Uber's new CEO Dara Khosrowshahi's challenges are not technological but cultural
Dara Khosrowshahi has to ensure that Uber takes the leap from behaving as a startup to donning the role of a mature global company
Uber has got a new chief in Dara Khosrowshahi, the former Chief Executive Officer of travel company, Expedia. From the very public and controversy-ridden Travis Kalanick, founder and former CEO to the relatively less known Khosrowshahi, Uber is purring itself to a new lane. At least that’s what the choice of the CEO points out to.
Kalanick’s tenure at the helm of the startup he founded that now holds the global leading position as the ride hailing app has been stormy. Any interview or write-up on him has not failed to mention his ‘brash’ behavior. Though this trait worked for Kalanick ever since he dropped out of school and started up, it hastened his downfall at Uber too. Accusations ranged from not taking sexual harassment issues with required seriousness to playing favourites so much so that the board asked Kalanick to step down as the CEO, which he did on 20 June, 2017.
What awaits Khosrowshahi at Uber, the most valued (reportedly nearly $70 billion) startup with an established market and brand attraction? He has the task to change the image and culture within the company which cost Kalanick his job.
Khosrowshahi has a good persona and, according to media reports, has a personality quite different from Kalanick. At least that is what one gathers from the media interviews, says Paula Mariwala, Partner, Seedfund and Co-Founder, Stanford Angels. “Culture begins from the top. With a change in the CEO, Khosrowshahi will be able to bring about a cultural change as the board has taken that into consideration by choosing him,” she said.
The New York Times quoted Shana Fisher, venture capitalist, who had earlier worked with Khosrowshahi as saying: "People don’t get an excuse with Dara. They have to be good and good. Good and good. He doesn’t have tolerance for less than that."
Uber’s employees are loyal to Kalanick. They rooted for him and wanted him back as the CEO after he put in his papers. With Kalanick on the board, wouldn’t his shadow loom large over Khosrowshahi along with loyal employees of Kalanick? But that is expected, said analysts. A founder-CEO will have employees who are emotional about working with him. That will soon die down when they realise that a new CEO is at the helm, they said.
Harish HV, Partner, India Leadership Team, Grant Thornton India LLP, does not rule out the issues that could probably arise with Kalanick on the board, but feels that the board will have to ensure that there are no obstructions in the way Khosrowshahi functions. “At the end of the day, Uber is a company founded by Kalanick and he knows the key people in there and also in the business. The board will have to clarify Kalanick’s position and how to handle differences of opinion,” said Harish.
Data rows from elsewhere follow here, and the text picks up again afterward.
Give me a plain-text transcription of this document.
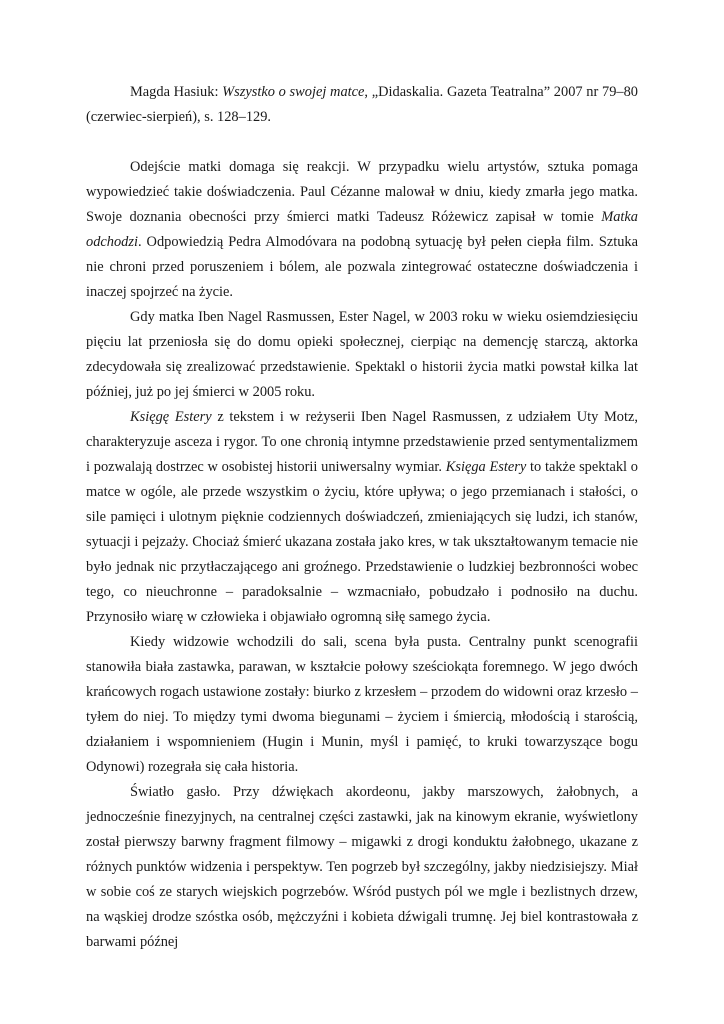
Magda Hasiuk: Wszystko o swojej matce, „Didaskalia. Gazeta Teatralna” 2007 nr 79–80 (czerwiec-sierpień), s. 128–129.

Odejście matki domaga się reakcji. W przypadku wielu artystów, sztuka pomaga wypowiedzieć takie doświadczenia. Paul Cézanne malował w dniu, kiedy zmarła jego matka. Swoje doznania obecności przy śmierci matki Tadeusz Różewicz zapisał w tomie Matka odchodzi. Odpowiedzią Pedra Almodóvara na podobną sytuację był pełen ciepła film. Sztuka nie chroni przed poruszeniem i bólem, ale pozwala zintegrować ostateczne doświadczenia i inaczej spojrzeć na życie.

Gdy matka Iben Nagel Rasmussen, Ester Nagel, w 2003 roku w wieku osiemdziesięciu pięciu lat przeniosła się do domu opieki społecznej, cierpiąc na demencję starczą, aktorka zdecydowała się zrealizować przedstawienie. Spektakl o historii życia matki powstał kilka lat później, już po jej śmierci w 2005 roku.

Księgę Estery z tekstem i w reżyserii Iben Nagel Rasmussen, z udziałem Uty Motz, charakteryzuje asceza i rygor. To one chronią intymne przedstawienie przed sentymentalizmem i pozwalają dostrzec w osobistej historii uniwersalny wymiar. Księga Estery to także spektakl o matce w ogóle, ale przede wszystkim o życiu, które upływa; o jego przemianach i stałości, o sile pamięci i ulotnym pięknie codziennych doświadczeń, zmieniających się ludzi, ich stanów, sytuacji i pejzaży. Chociaż śmierć ukazana została jako kres, w tak ukształtowanym temacie nie było jednak nic przytłaczającego ani groźnego. Przedstawienie o ludzkiej bezbronności wobec tego, co nieuchronne – paradoksalnie – wzmacniało, pobudzało i podnosiło na duchu. Przynosiło wiarę w człowieka i objawiało ogromną siłę samego życia.

Kiedy widzowie wchodzili do sali, scena była pusta. Centralny punkt scenografii stanowiła biała zastawka, parawan, w kształcie połowy sześciokąta foremnego. W jego dwóch krańcowych rogach ustawione zostały: biurko z krzesłem – przodem do widowni oraz krzesło – tyłem do niej. To między tymi dwoma biegunami – życiem i śmiercią, młodością i starością, działaniem i wspomnieniem (Hugin i Munin, myśl i pamięć, to kruki towarzyszące bogu Odynowi) rozegrała się cała historia.

Światło gasło. Przy dźwiękach akordeonu, jakby marszowych, żałobnych, a jednocześnie finezyjnych, na centralnej części zastawki, jak na kinowym ekranie, wyświetlony został pierwszy barwny fragment filmowy – migawki z drogi konduktu żałobnego, ukazane z różnych punktów widzenia i perspektyw. Ten pogrzeb był szczególny, jakby niedzisiejszy. Miał w sobie coś ze starych wiejskich pogrzebów. Wśród pustych pól we mgle i bezlistnych drzew, na wąskiej drodze szóstka osób, mężczyźni i kobieta dźwigali trumnę. Jej biel kontrastowała z barwami późnej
Kalanick founded Uber after tasting success with his first startup and selling his second one. He had become a millionaire before he set up Uber. And he has built a successful model with Uber. However, it is no longer a startup and its employees need to factor that change, said Sanchit Vir Gogia, chief analyst, Founder and CEO of Greyhound Knowledge Group, a global strategy and transformation research, advisory and consulting group. “Uber has to take the leap from behaving as a startup to donning the role of a mature global company. Investors need stability, predictability to run the business of the size and scale of Uber,” he said, and so it is imperative that the culture changes with a change in CEO.
The board has made its objective clear by choosing Khosrowshahi as Kalanick’s successor. According to media reports and interviews with people who worked or know Khosrowshahi, he has strong values. That was a factor that got the board to choose him over other big names who were in the fray for the job. He beat out Meg Whitman, CEO of Hewlett Packard Enterprise Co and a favourite of Uber investor Benchmark Capital; and Jeff Immelt, former CEO of General Electric Co, a favourite of Kalanick. “The issue at Uber was an HR (human resources) one. Uber is on a growth trajectory and there are other issues that the CEO will have to battle like taxis and unions,” said Mariwala, citing the infamous incident of Kalanick getting into a verbal duel with an Uber taxi driver.
One disqualifying factor, media reports cite, is that Khosrowshahi is not a techie. But Expedia is a tech co with customers and a platform that deals with consumers and travel.
"CEOs are not expected to be techies in the first place," said Mariwala. “The back-end technology has proved to be good for Uber. Any changes on that front can be taken care of by a techie. The challenges Khosrowshahi is faced with at Uber are non-tech in nature. He has to grow the business, handle regulatory framework within the US and outside, talk to unions, etc., besides changing the company image for the better,” said Mariwala. That is a big enough challenge that will consume Khosrowshahi for some time at least.